What treatment regimen should be given in a child with disseminated TB with INH mono-resistant with inhA gene resistance and KatG gene sensitive?


Discussion :
INH is a crucial first-line drug for treating TB due to its strong ability to kill the bacteria in the early stages of infection.1 Unfortunately, resistance to INH has become the most widespread form of resistance to anti-TB drugs, whether on its own or in combination with other medications.1 According to global statistics (2018), INH resistance without concurrent RIF resistance was observed in 7.1% of new TB cases and 7.9% of previously treated TB cases.2 INH mono-resistance refers to the resistance of TB bacteria to only one of the first-line drugs, specifically INH, while remaining susceptible to other anti-TB drugs.3 The most common causes of INH resistance are mutations in genes such as katG or inhA and less common in other genes such as ahpC32 gene.4,5 INH is converted into an active form by an enzyme called catalase-peroxidase, which is regulated by the katG gene.1 Mutations in katG, particularly at the Ser315Thr location, lead to a high level of INH resistance.(6,7) The inhA gene encodes an enzyme that plays a role in fatty acid synthesis in TB bacteria, which is the target of the active derivative of INH.1 Mutations in inhA or its promoter region prevent INH from binding, resulting in low-level resistance to the drug.8 Resistance to Ethionamide and Prothionamide is also typically seen in isolates with inhA mutations.9 WHO recommendation in INH resistant TB is treatment with rifampicin, pyrazinamide, Ethambutol and Levofloxacin for duration of 6 months.3 The use of high dose Isoniazid (10-15 mg/kg/day) is not reviewed due to insufficient data however Guideline Development Group discussed the effect of increased dosing depending on the type of molecular mutations seen.3 In vitro studies suggest that in inhA mutations and in absence of KatG mutations high dose Isoniazid could be effective and can be considered as part of treatment.3 National Tuberculosis Elimination Programme (NTEP) recommendation is similar to the WHO guidelines. The regimen addition of Levofloxacin vs the use of high dose Isoniazid needs to be further evaluated but looking at the scientific approach high dose Isoniazid would be effective and should be considered in such a patient. In our patient, we continued a regime without INH as per the NTEP recommendations.

References :
  1. Jhun BW, Koh WJ. Treatment of Isoniazid-Resistant Pulmonary Tuberculosis. Tuberc Respir Dis (Seoul). 2020 Jan;83(1):20-30.
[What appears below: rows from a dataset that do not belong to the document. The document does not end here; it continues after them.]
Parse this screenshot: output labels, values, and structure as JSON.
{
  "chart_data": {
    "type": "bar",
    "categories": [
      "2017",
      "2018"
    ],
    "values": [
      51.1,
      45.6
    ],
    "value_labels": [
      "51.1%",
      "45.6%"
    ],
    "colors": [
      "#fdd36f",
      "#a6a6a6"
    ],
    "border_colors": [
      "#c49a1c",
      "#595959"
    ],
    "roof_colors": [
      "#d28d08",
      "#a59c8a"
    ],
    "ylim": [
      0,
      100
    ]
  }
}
  2. World Health Organization. Global tuberculosis report 2018 [Internet] Geneva: World Health Organization;2018. [cited 2018 Dec 18]. https://www.who.int/tb/publications/global_report/en/
  3. World Health Organization. WHO treatment guidelines for isoniazid-resistant tuberculosis: supplement to the WHO treatment guidelines for drug-resistant tuberculosis [Internet] Geneva: World Health Organization; 2018. https://www.who.int/tb/publications/2018/WHO_guidelines_isoniazid_resistant_TB/en/
  4. Zhang Y, Heym B, Allen B, Young D, Cole S. The catalase-peroxidase gene and isoniazid resistance of Mycobacterium tuberculosis. Nature. 1992;358:591-593.
  5. Piatek AS, Telenti A, Murray MR, El-Hajj H, Jacobs WR, Jr, Kramer FR, et al. Genotypic analysis of Mycobacterium tuberculosis in two distinct populations using molecular beacons: implications for rapid susceptibility testing. Antimicrob Agents Chemother. 2000;44:103 110.
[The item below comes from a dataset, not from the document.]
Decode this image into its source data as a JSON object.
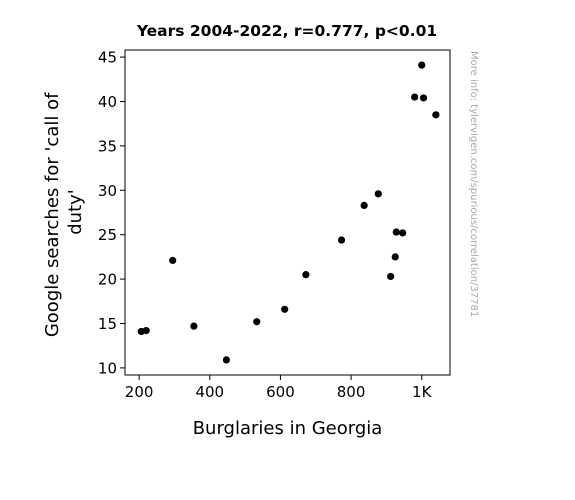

  6. Ramaswamy SV, Reich R, Dou SJ, Jasperse L, Pan X, Wanger A, et al. Single nucleotide polymorphisms in genes associated with isoniazid resistance in Mycobacterium tuberculosis. Antimicrob Agents Chemother. 2003;47:1241-1250.
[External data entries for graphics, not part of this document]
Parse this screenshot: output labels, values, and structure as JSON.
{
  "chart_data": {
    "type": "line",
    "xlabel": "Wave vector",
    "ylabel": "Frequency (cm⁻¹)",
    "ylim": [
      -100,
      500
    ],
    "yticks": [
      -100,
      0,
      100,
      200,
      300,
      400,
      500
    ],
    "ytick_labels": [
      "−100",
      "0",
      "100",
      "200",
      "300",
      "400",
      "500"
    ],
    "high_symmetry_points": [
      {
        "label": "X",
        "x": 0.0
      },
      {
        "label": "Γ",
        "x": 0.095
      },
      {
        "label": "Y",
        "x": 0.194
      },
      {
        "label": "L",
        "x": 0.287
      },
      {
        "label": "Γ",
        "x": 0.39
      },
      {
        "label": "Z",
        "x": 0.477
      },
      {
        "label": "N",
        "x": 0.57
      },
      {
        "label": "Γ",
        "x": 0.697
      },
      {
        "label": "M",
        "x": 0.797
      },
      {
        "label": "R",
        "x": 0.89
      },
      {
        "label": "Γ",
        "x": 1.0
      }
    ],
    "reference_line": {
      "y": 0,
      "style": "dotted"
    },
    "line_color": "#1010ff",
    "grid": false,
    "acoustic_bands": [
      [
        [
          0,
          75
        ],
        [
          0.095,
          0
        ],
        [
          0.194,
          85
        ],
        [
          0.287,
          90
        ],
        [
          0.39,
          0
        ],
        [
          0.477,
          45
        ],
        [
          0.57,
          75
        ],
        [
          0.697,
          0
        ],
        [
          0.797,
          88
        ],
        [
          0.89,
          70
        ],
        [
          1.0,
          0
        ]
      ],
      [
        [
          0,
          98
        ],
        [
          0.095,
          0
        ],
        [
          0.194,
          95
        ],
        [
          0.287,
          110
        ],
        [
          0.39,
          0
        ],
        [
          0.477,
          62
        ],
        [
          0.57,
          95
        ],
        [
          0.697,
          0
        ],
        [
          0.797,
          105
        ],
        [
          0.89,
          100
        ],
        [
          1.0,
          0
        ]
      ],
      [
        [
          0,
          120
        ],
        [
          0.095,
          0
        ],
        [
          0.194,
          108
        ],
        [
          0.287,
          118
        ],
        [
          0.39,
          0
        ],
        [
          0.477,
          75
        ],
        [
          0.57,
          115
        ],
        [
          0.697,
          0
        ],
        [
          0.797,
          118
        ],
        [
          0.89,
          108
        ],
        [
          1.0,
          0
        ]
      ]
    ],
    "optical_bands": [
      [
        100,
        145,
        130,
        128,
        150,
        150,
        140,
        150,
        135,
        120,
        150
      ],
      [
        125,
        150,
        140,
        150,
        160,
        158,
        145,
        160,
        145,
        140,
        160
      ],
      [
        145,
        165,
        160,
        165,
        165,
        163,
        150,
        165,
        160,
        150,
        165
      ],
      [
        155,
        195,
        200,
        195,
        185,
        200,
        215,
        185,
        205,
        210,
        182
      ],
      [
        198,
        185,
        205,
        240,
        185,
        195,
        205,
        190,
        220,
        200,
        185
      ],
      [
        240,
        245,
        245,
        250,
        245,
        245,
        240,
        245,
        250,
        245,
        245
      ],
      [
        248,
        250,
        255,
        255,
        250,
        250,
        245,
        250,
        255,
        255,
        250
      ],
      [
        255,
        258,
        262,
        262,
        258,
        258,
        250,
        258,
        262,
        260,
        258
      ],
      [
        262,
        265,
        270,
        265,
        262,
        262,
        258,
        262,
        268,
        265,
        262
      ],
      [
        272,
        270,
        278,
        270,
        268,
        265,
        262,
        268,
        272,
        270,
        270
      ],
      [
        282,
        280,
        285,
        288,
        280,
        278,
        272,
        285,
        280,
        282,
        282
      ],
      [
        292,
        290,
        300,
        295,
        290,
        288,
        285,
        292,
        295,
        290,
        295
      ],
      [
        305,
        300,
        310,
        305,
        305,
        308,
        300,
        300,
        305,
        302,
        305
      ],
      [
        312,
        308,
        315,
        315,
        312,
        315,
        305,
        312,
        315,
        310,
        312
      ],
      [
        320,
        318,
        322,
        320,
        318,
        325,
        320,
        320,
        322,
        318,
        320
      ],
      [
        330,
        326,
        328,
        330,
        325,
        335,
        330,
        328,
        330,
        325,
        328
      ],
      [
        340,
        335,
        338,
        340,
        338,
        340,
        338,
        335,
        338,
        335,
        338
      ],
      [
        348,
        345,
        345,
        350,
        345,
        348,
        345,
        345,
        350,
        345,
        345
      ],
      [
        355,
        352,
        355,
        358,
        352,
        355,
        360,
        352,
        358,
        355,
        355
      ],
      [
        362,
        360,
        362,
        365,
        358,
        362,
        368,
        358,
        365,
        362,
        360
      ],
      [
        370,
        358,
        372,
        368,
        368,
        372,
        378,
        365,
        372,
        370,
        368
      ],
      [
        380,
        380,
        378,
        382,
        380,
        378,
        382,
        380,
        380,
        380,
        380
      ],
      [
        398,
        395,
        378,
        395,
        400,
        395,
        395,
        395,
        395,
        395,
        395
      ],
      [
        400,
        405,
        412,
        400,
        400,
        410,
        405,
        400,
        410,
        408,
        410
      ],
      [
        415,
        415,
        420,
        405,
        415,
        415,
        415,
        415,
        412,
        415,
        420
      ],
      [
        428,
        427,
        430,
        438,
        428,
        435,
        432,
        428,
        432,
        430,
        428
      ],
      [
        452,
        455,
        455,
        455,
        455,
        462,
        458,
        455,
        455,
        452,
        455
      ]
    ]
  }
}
  7. Ramaswamy S, Musser JM. Molecular genetic basis of antimicrobial agent resistance in Mycobacterium tuberculosis: 1998 update. Tuber Lung Dis. 1998;79:3-29.
  8. Dalla Costa ER, Ribeiro MO, Silva MS, Arnold LS, Rostirolla DC, Cafrune PI, et al. Correlations of mutations in katG, oxyRahpC and inhA genes and in vitro susceptibility in Mycobacterium tuberculosis clinical strains segregated by spoligotype families from tuberculosis prevalent countries in South America. BMC Microbiol. 2009;9:39.
  9. Banerjee A, Dubnau E, Quemard A, Balasubramanian V,Um KS, Wilson T, et al. inhA, a gene encoding a target for isoniazid and ethionamide in Mycobacterium tuberculosis. Science. 1994;263:227-230.